For us to devote serious diplomatic resources to get a special envoy in there, to figure out a plausible approach, and essentially make the argument to the Indians, you guys are on the brink of being an economic superpower—why do you want to keep on messing with this? To make the argument to the Pakistanis, look at India and what they are doing—why do you want to keep on being bogged down with this particular [issue] at a time when the biggest threat now is coming from the Afghan border? I think there is a moment when potentially we could get their attention. It won’t be easy, but it’s important.
(Link to Steve Coll's article)
Coll advocates plain talking by the U.S. administration in this way:
A reconsidered American approach to Kashmir should return first of all to the tone of Obama’s Time interview: honest talk about an admittedly difficult problem. More such straight talk is now required. The United States and India share an interest in the emergence of a stable, economically successful Pakistan with an army that believes it is in Pakistan’s national interest to stop fomenting jihadi violence in Afghanistan and India. It is difficult to imagine that such a Pakistan will evolve if groups such as Lashkar are not disarmed, delegitimized, and defunded. And it is difficult to imagine that such an achievement would be possible in the absence of a political settlement that satisfies the great majority of Kashmiris and delivers economic benefits to Pakistan, such as preferential access for textiles to American markets, as well as water and energy security. President Obama and his foreign policy team should articulate this alternative to the status quo before Indian and Pakistani publics, without embarrassment.

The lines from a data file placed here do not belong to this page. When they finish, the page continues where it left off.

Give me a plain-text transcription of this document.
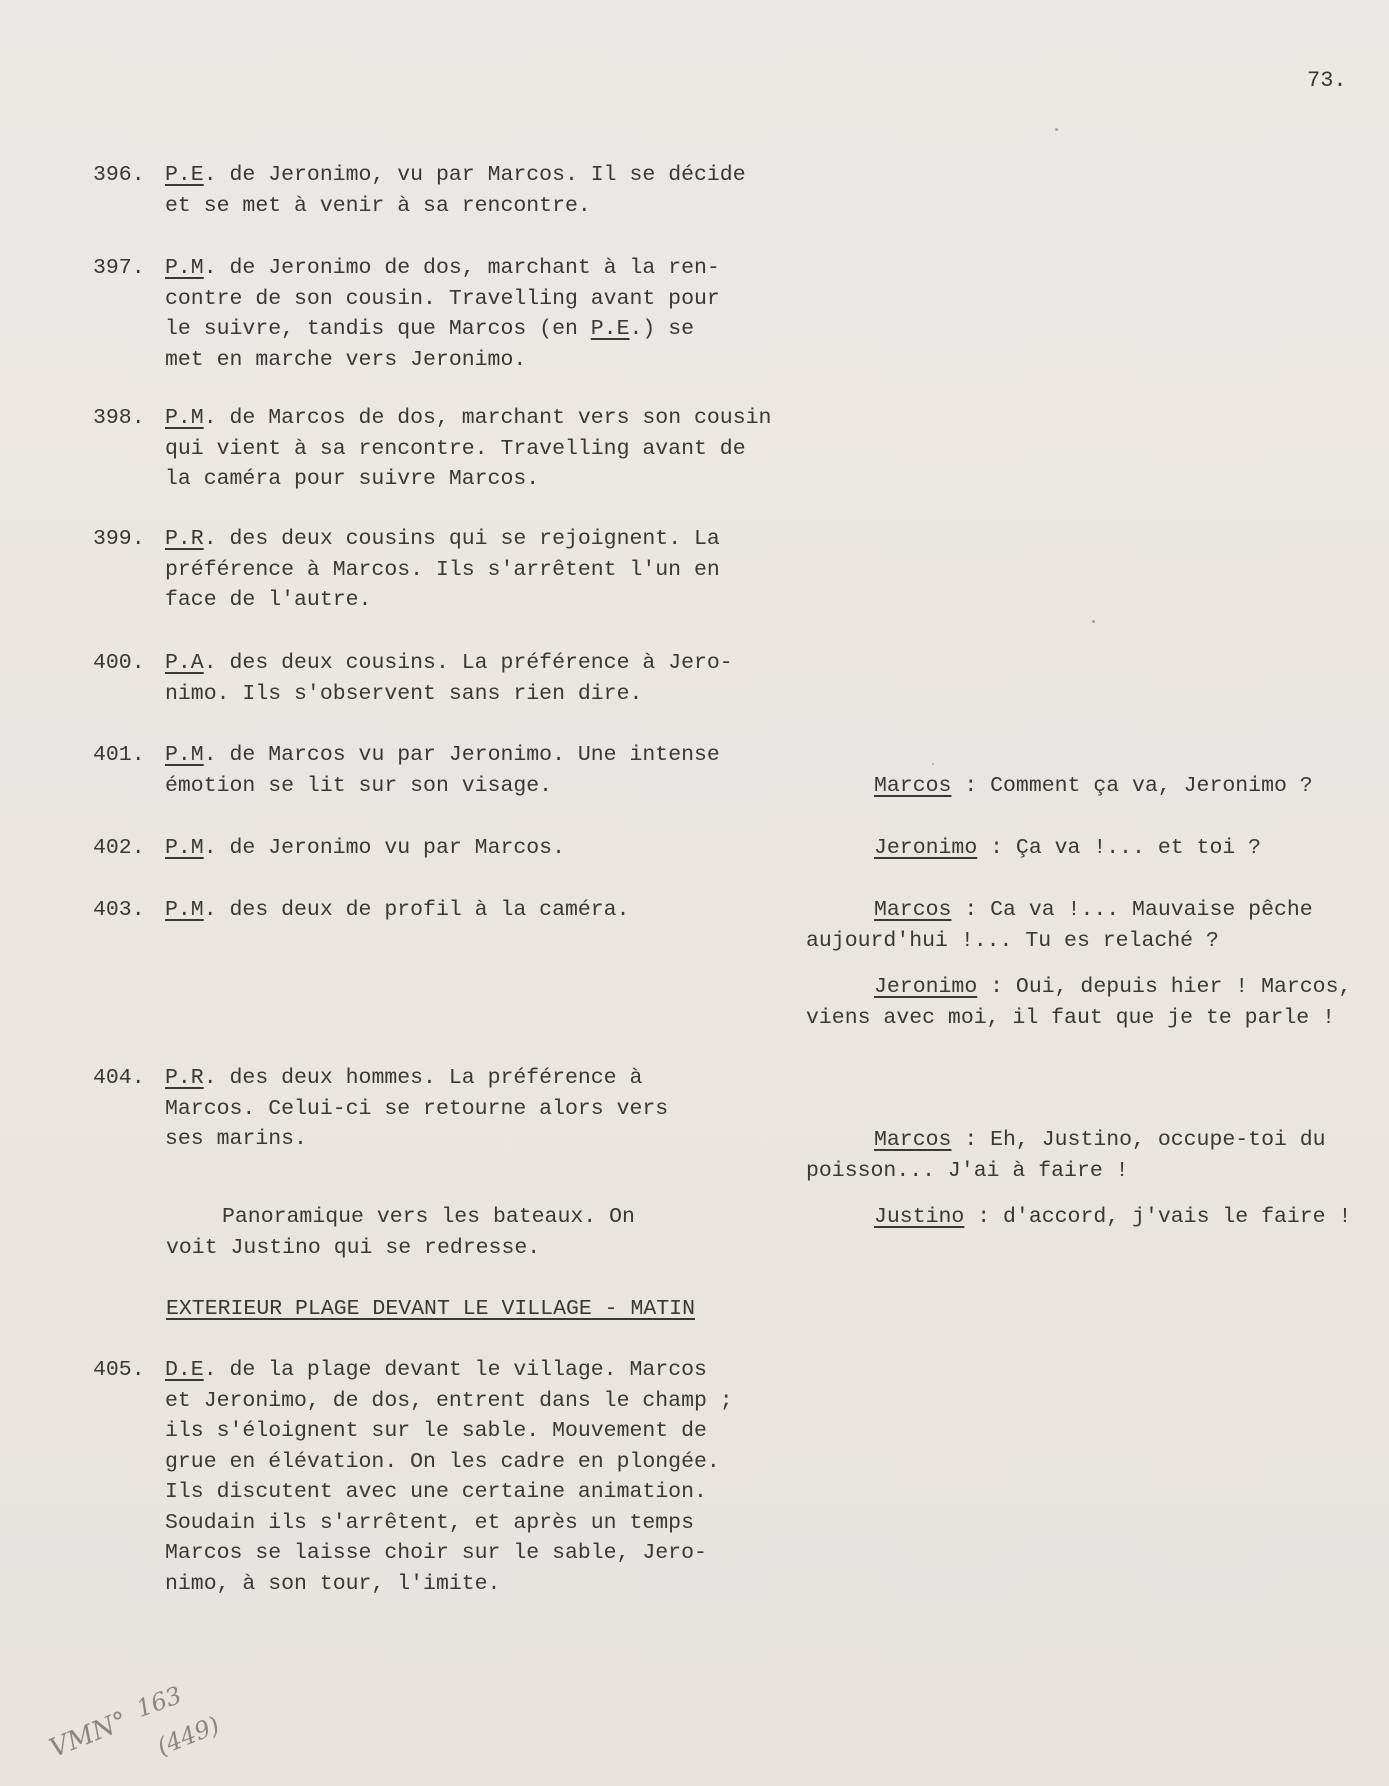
73.
396. P.E. de Jeronimo, vu par Marcos. Il se décide
et se met à venir à sa rencontre.
397. P.M. de Jeronimo de dos, marchant à la ren-
contre de son cousin. Travelling avant pour
le suivre, tandis que Marcos (en P.E.) se
met en marche vers Jeronimo.
398. P.M. de Marcos de dos, marchant vers son cousin
qui vient à sa rencontre. Travelling avant de
la caméra pour suivre Marcos.
399. P.R. des deux cousins qui se rejoignent. La
préférence à Marcos. Ils s'arrêtent l'un en
face de l'autre.
400. P.A. des deux cousins. La préférence à Jero-
nimo. Ils s'observent sans rien dire.
401. P.M. de Marcos vu par Jeronimo. Une intense
émotion se lit sur son visage.
402. P.M. de Jeronimo vu par Marcos.
403. P.M. des deux de profil à la caméra.
404. P.R. des deux hommes. La préférence à
Marcos. Celui-ci se retourne alors vers
ses marins.
Panoramique vers les bateaux. On
voit Justino qui se redresse.
EXTERIEUR PLAGE DEVANT LE VILLAGE - MATIN
405. D.E. de la plage devant le village. Marcos
et Jeronimo, de dos, entrent dans le champ ;
ils s'éloignent sur le sable. Mouvement de
grue en élévation. On les cadre en plongée.
Ils discutent avec une certaine animation.
Soudain ils s'arrêtent, et après un temps
Marcos se laisse choir sur le sable, Jero-
nimo, à son tour, l'imite.
Marcos : Comment ça va, Jeronimo ?
Jeronimo : Ça va !... et toi ?
Marcos : Ca va !... Mauvaise pêche
aujourd'hui !... Tu es relaché ?
Jeronimo : Oui, depuis hier ! Marcos,
viens avec moi, il faut que je te parle !
Marcos : Eh, Justino, occupe-toi du
poisson... J'ai à faire !
Justino : d'accord, j'vais le faire !
VMN°
163
(449)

These sentiments are correct, but missing from Coll's argument is the conversion of the Pakistan army into a normal military force, subject to political control. This, Coll should know, is the crux of the problem in South Asia. No amount of convincing Pakistanis and Indians is going to matter a whit as long as the Pakistan army's incentives remain intact: incentives that reward state-funded terrorism with American money to the military, and a military budget that finances foolhardy wars but that remains secret from civilian view, let alone civilian control.
Coll's thesis here might be more convincing if he talked more plainly about the Pakistan army and about what the U.S. administration could do to put it back in its box. Yesterday's announcement of 2 billion in fresh military aid shows that this administration does not believe it has any options, and that any diplomatic talk is just hot air.